Gabriel enfatiza a necessidade de existirem, em 2022, programas de busca ativa, combinados a uma comunicação que fale sobre a importância do Enem. “Políticas de apoio educacional, mas também com a dimensão financeira, e programas de garantia de renda e de segurança alimentar, por exemplo, dão melhores condições para que os jovens e adultos consigam voltar aos estudos”, sugere.

 

Impacto no Ensino Superior 

No Brasil, 1 a cada 5 pessoas de 18 a 25 anos está no Ensino Superior, isso equivale a 21% dos adultos brasileiros. É um número baixo, segundo Gabriel. Como consequência desta baixa taxa de inscrição no Enem, é possível que este número caia ainda mais. “Há um risco grande de reduzir os anos de escolaridade da população brasileira, mas mais importante do que isso é a ampliação das desigualdades. Se o Ensino Superior no Brasil já é desigual, a pandemia amplia isto”, explica.

Um dos reflexos da desigualdade no Ensino Superior é a falta de diversidade nas instituições. Por mais que a situação tenha avançado nas últimas décadas, por conta de políticas de ações afirmativas que aumentaram a inscrição de estudantes negros e pobres nas universidades, o contexto está longe do ideal. “Não podemos afirmar que o Ensino Superior brasileiro é diverso. Isso afeta as pesquisas e o tipo de produção acadêmica que é feita. Quanto mais diversidade, mais visões diferentes, mais debates democráticos conseguimos suscitar nas faculdades brasileiras. Isso é melhor para os alunos, mas também para o país”, diz o especialista.

 

Prova reformulada é possível? 

O Enem foi criado em 1998 para avaliar o desempenho dos estudantes no Ensino Médio. Com o tempo, passou a ser aceito como meio de ingresso (parcial ou total) em instituições de Ensino Superior, até que, em 2009, foi reformulado e passou a ser o meio de ingresso nas universidades e instituições federais.

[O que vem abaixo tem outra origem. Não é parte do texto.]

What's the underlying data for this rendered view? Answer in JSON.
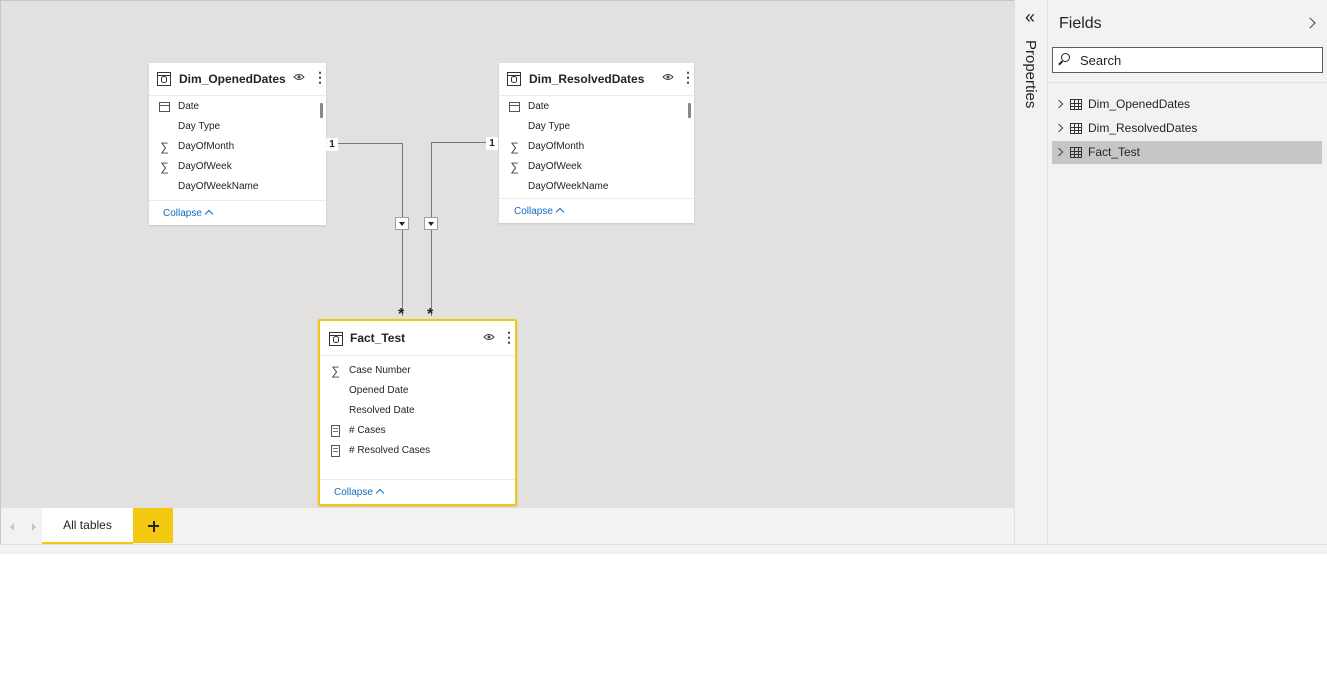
{
  "tables": {
    "dim_opened": {
      "title": "Dim_OpenedDates",
      "fields": [
        {
          "label": "Date",
          "icon": "calendar-icon"
        },
        {
          "label": "Day Type",
          "icon": ""
        },
        {
          "label": "DayOfMonth",
          "icon": "sigma-icon"
        },
        {
          "label": "DayOfWeek",
          "icon": "sigma-icon"
        },
        {
          "label": "DayOfWeekName",
          "icon": ""
        }
      ],
      "collapse_label": "Collapse"
    },
    "dim_resolved": {
      "title": "Dim_ResolvedDates",
      "fields": [
        {
          "label": "Date",
          "icon": "calendar-icon"
        },
        {
          "label": "Day Type",
          "icon": ""
        },
        {
          "label": "DayOfMonth",
          "icon": "sigma-icon"
        },
        {
          "label": "DayOfWeek",
          "icon": "sigma-icon"
        },
        {
          "label": "DayOfWeekName",
          "icon": ""
        }
      ],
      "collapse_label": "Collapse"
    },
    "fact_test": {
      "title": "Fact_Test",
      "fields": [
        {
          "label": "Case Number",
          "icon": "sigma-icon"
        },
        {
          "label": "Opened Date",
          "icon": ""
        },
        {
          "label": "Resolved Date",
          "icon": ""
        },
        {
          "label": "# Cases",
          "icon": "calculator-icon"
        },
        {
          "label": "# Resolved Cases",
          "icon": "calculator-icon"
        }
      ],
      "collapse_label": "Collapse"
    }
  },
  "relationships": {
    "one_label": "1",
    "many_label": "*"
  },
  "tabs": {
    "all_tables": "All tables"
  },
  "properties_panel": {
    "label": "Properties"
  },
  "fields_panel": {
    "title": "Fields",
    "search_placeholder": "Search",
    "items": [
      {
        "label": "Dim_OpenedDates",
        "selected": false
      },
      {
        "label": "Dim_ResolvedDates",
        "selected": false
      },
      {
        "label": "Fact_Test",
        "selected": true
      }
    ]
  },
  "colors": {
    "accent": "#f2c811",
    "link": "#0f6cbd",
    "canvas": "#e2e1df"
  }
}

Gabriel acredita que esta baixa histórica no número de inscritos não será, contudo, um motivador para se repensar a prova. “O principal motivador para se repensar a prova será a Base Nacional Comum Curricular e a Lei do Novo Ensino Médio. O Enem tem o desafio de se ajustar à nova realidade do Ensino Médio brasileiro. Acho que precisamos questionar quais competências queremos avaliar neste exame”, conclui o especialista.